Foam injection insulation is used where conventional insulation cannot be installed — typically voids, cavities, and spaces that are inaccessible once a structure is complete, or where removing existing fabric to install insulation is not practical. Fenix carries out industrial foam injection work for M&E contractors, building services engineers, and industrial clients — filling defined voids with a specification-grade polyurethane foam system. This is not residential spray foam — it is a controlled, engineered process applied to industrial and commercial structures.
Fenix does not carry out domestic or residential spray foam insulation. Our foam injection work is for industrial and commercial clients — M&E contractors, building services engineers, and plant operators — where the application is a defined technical requirement, not a retrofit energy measure.
The distinction matters. Residential spray foam has attracted significant scrutiny around mortgage valuation and property sale issues. Industrial foam injection is a different product, used in a different context, specified for a different reason, and applied by contractors with the equipment and experience to manage the installation correctly in an occupied or operational building.
Fenix selects the foam product to match the application: closed-cell polyurethane for structural voids where strength and moisture resistance are required, open-cell for acoustic void filling where a rigid system would transmit vibration, and specialist fire-rated systems where fire compartmentation is a requirement. We document the product specification, the filling process, and the result — with before and after photography as standard on occupied buildings.
For M&E contractors working on complex existing buildings where conventional insulation access has not been designed in, Fenix foam injection work provides a practical, documentable solution that avoids the cost and programme disruption of opening up the fabric.

Foam injection fills a specific gap in the insulation toolbox. Where a space needs insulating but access is limited to a drilled hole, where a void needs sealing against both heat loss and air infiltration, or where a conventional bat or roll system would degrade or collapse over time, injected foam is the engineered solution.
Common applications include insulating voids in pre-existing ductwork casing, filling cavity spaces in industrial enclosures where equipment access prevents conventional insulation, insulating inaccessible pipework routes in existing buildings, and filling voids in insulated panels where the original insulation has compressed or degraded.
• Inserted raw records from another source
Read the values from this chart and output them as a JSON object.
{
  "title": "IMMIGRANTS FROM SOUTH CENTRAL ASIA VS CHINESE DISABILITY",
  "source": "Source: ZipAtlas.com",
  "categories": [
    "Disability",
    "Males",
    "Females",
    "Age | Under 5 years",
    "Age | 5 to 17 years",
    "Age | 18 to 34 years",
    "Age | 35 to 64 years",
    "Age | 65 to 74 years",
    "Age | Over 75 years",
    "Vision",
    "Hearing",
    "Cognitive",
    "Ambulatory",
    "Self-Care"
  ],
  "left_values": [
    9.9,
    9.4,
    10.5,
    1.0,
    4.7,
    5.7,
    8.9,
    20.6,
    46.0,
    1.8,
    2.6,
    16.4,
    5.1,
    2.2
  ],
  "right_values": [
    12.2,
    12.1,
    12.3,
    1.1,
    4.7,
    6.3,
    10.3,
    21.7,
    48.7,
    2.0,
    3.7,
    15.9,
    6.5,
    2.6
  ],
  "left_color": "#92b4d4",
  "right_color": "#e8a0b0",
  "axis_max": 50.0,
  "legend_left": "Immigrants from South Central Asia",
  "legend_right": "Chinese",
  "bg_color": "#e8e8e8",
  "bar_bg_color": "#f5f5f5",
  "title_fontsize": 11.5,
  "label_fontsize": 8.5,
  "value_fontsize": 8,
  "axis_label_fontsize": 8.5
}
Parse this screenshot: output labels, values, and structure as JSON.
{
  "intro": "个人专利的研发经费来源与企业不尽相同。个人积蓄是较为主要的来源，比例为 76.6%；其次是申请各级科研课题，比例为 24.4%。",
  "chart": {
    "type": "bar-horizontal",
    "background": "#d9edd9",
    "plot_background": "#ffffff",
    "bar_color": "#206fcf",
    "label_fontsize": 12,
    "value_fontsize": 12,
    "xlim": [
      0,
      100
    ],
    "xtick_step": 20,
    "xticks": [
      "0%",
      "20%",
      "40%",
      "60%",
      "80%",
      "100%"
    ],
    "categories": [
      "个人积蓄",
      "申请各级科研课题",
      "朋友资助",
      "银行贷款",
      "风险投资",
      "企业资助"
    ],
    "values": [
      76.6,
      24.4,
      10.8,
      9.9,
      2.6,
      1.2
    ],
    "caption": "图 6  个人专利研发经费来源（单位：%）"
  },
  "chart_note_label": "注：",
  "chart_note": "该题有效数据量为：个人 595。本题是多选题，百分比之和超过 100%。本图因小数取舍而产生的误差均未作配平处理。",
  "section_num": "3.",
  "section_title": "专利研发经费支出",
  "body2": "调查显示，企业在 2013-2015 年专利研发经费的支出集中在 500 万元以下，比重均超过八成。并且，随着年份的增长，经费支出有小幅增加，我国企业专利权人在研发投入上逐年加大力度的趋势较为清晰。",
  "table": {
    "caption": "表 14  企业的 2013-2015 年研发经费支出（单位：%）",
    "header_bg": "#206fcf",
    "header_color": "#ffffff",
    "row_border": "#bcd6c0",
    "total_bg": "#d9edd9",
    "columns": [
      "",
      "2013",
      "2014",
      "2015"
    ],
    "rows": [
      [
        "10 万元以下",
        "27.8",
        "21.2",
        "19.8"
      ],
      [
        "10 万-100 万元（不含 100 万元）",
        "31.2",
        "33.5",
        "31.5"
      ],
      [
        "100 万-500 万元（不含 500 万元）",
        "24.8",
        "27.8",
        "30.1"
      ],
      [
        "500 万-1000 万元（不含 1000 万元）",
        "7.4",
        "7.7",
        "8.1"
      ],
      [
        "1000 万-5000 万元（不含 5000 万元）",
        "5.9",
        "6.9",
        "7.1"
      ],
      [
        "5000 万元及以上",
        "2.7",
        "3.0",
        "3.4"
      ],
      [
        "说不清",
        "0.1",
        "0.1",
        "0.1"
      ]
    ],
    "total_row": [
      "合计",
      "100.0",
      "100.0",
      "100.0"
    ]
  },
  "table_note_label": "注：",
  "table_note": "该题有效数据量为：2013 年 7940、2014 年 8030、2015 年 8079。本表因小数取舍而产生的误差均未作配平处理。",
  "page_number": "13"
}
The foam must be the right product for the application — fire performance, density, and closed-cell versus open-cell structure all vary between products and determine suitability for the specific void and temperature range.
Industrial foam injection is the controlled application of a specification-grade polyurethane foam into a defined void, cavity, or inaccessible space through a drilled access point. It is used where a void needs insulating but conventional insulation materials cannot be installed — either because access is limited to a small hole, or because the void geometry makes conventional insulation impractical. This is distinct from residential spray foam — the products, processes, and applications are different.
No. Fenix does not carry out residential spray foam insulation — loft spray foam, cavity wall foam, or domestic EWI foam. Our foam injection work is for industrial, commercial, and M&E contractor clients where the application is a defined technical requirement. We use specification-grade industrial foam products selected for the specific application, density, temperature range, and fire performance required.
We foam-inject ductwork cavities, voids in industrial enclosures, inaccessible pipe duct spaces, degraded insulated panel voids, and service risers and plant room voids where conventional insulation is impractical. The key requirement is that the void is bounded — foam injection fills a contained space. We assess each application individually to confirm that foam injection is appropriate and that the void geometry can accommodate the expansion pressure of the injected foam.
Fenix specifies the foam product to match the application. Closed-cell polyurethane is used for structural voids where moisture resistance and compressive strength are required. Open-cell foam is used for acoustic void filling where rigid foam would transmit vibration. Fire-rated foam systems are used where fire compartmentation requirements apply. We do not use a single product across all applications — specification depends on the void type, temperature range, fire performance requirement, and whether the space is occupied.
Yes. All foam injection work is documented with the product specification, the injection protocol, and before and after photography. For occupied buildings, we provide a written scope of work before starting and a completion record after. Where the foam system needs to meet a specific fire rating or thermal performance figure, we provide the product certification as part of the handover documentation.